The money they have invested in this event is pretty staggering (an estimated hundreds of millions of dollars), but it is just phase one in a multi-year plan to make Riyadh and Saudi Arabia a tourist destination for young people that love gaming, gaming culture, and competitions. It’s the Olympics for the 14-34 year old demo, who grew up playing Mario Bros., Street Fighter, and Counter-Strike.
Cultural, social, and political concerns aside, what will the Saudi government need to see from this event to consider it a success in its first year?
I believe step one has been achieved: convince the international esports community that this is the biggest event in the history of esports, and overlook its social and cultural warts. The advertising campaign over the first half of this year has been a resounding success by anyone’s metric; we have moved from public shaming of stakeholders and teams who wanted to do deals with mega-city projects like NEOM (read about that here) in the past, to at least passive acceptance when a team, game maker, player, or talent says they are participating this year. If you need an indication of this, simply look on Twitter and LinkedIn and see as the most popular esports organizations in the world gleefully promote their participation in events taking place in Riyadh.
Add to this media outlets taking money for sponsorships, partnerships, paid travel and accommodations to events, etc., (Rolling Stone, GamesBeat, Digiday, Esports Insider, etc.) from Saudi-owned entities and then writing about them in a mostly positive light, and you have the perfect formula for changing the hearts and minds of the masses in the community. Naturally, FOMO is a part of it all as well—if you convince the masses that this is the biggest event of the year, then it is.

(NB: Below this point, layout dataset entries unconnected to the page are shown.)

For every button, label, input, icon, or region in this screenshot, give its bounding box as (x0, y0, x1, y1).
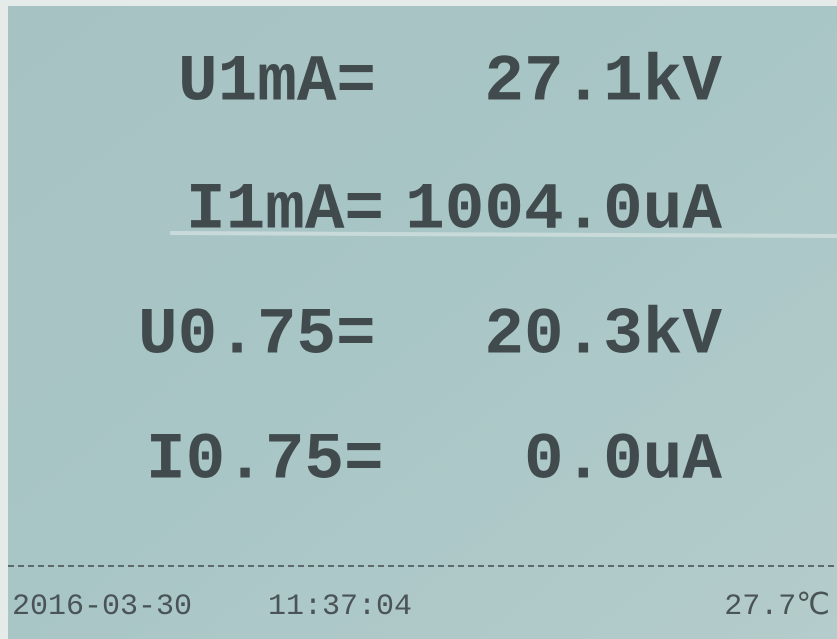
reading-value: 1004.0uA (405, 172, 722, 247)
reading-label: I1mA= (186, 172, 384, 247)
page: U1mA= 27.1kV I1mA= 1004.0uA U0.75= 20.3kV I0.7… (0, 0, 837, 639)
lcd-screen: U1mA= 27.1kV I1mA= 1004.0uA U0.75= 20.3kV I0.7… (0, 0, 837, 639)
reading-value: 0.0uA (524, 422, 722, 497)
reading-value: 20.3kV (484, 297, 722, 372)
time: 11:37:04 (268, 590, 412, 624)
reading-label: U1mA= (178, 44, 376, 119)
temperature: 27.7℃ (724, 590, 830, 624)
date: 2016-03-30 (12, 590, 192, 624)
reading-label: U0.75= (138, 297, 376, 372)
reading-value: 27.1kV (484, 44, 722, 119)
reading-label: I0.75= (146, 422, 384, 497)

The second part of the plan was to get the most prominent esports organizations and popular competitive games to be a part of the eight-week competition. By any metric, the Esports World Cup Foundation has succeeded beyond expectations through sheer force of will and suitcases full of cash—lots and lots of cash. The only failure this year was in bringing Valorant onto its international stage, but we suspect it will be there with bells on next year.
The third part of the plan will be playing out over the course of the next eight weeks. You can spend all the money in the universe but if you can’t get people to come to Riyadh to watch the event or tune in online, then it is going to be viewed as a failure. Last year’s event had its high and low points in terms of viewership (Counter-Strike 2 had decent enough viewership at Gamers8 2023 as did Dota 2 during the Riyadh Masters) but if this is the biggest esports event in the history of forever they are going to need the biggest viewership numbers in history—or at least numbers that are in line with international events such as Worlds or The International. With big names like League of Legends and Call of Duty (the latter of which is HRH Prince MBS’ favorite game) on the marquee this year it’s very possible that the Esports World Cup changes history.

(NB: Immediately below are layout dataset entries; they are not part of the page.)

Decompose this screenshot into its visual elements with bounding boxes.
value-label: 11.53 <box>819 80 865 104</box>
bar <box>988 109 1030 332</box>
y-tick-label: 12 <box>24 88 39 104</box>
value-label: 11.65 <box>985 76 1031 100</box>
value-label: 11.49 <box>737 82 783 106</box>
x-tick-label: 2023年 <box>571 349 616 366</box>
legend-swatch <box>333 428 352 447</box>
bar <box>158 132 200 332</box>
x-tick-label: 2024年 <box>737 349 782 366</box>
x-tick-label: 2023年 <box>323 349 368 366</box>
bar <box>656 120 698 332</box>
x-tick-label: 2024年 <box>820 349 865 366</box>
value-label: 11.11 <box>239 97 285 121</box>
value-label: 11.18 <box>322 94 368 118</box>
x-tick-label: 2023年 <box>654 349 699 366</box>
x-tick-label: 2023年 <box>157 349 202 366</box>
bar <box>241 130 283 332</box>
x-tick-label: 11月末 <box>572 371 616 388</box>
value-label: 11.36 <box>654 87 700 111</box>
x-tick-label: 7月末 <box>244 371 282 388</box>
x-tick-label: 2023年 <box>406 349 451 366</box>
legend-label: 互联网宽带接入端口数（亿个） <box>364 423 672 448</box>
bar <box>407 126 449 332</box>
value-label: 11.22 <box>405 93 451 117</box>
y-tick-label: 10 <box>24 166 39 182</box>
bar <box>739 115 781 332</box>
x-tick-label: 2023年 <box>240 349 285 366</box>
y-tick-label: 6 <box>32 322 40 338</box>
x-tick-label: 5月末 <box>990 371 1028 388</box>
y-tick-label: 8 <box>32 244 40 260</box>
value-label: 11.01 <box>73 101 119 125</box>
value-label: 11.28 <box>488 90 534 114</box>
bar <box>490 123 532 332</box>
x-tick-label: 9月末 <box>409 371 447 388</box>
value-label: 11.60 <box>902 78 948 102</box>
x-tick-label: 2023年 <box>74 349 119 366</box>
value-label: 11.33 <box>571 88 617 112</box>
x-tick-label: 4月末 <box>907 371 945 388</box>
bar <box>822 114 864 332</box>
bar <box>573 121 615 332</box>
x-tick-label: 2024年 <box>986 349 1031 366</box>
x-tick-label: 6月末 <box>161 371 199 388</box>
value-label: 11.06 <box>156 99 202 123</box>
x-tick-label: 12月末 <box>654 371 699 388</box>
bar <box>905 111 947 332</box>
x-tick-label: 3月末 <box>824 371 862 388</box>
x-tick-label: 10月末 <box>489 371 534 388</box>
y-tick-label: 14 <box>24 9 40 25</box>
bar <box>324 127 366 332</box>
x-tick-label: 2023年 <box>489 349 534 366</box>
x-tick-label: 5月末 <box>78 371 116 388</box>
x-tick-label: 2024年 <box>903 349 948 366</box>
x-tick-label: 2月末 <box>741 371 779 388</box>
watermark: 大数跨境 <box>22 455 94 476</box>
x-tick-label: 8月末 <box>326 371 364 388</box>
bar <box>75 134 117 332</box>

This is the stand and deliver moment for the Saudis, and despite my coverage (which I have been told by insiders has been mostly fair and even-handed), I hope they find success, as the good people of Saudi Arabia and MENA deserve to have a thriving esports ecosystem just like everyone else in the world.
I would be negligent in not mentioning criticism of Saudi Arabia’s human rights record, but I am not going to regurgitate long-standing complaints about women's rights, its treatment of political prisoners, or how it treats members of the media; better people than I monitor these things,such as Amnesty International and Human Rights Watch.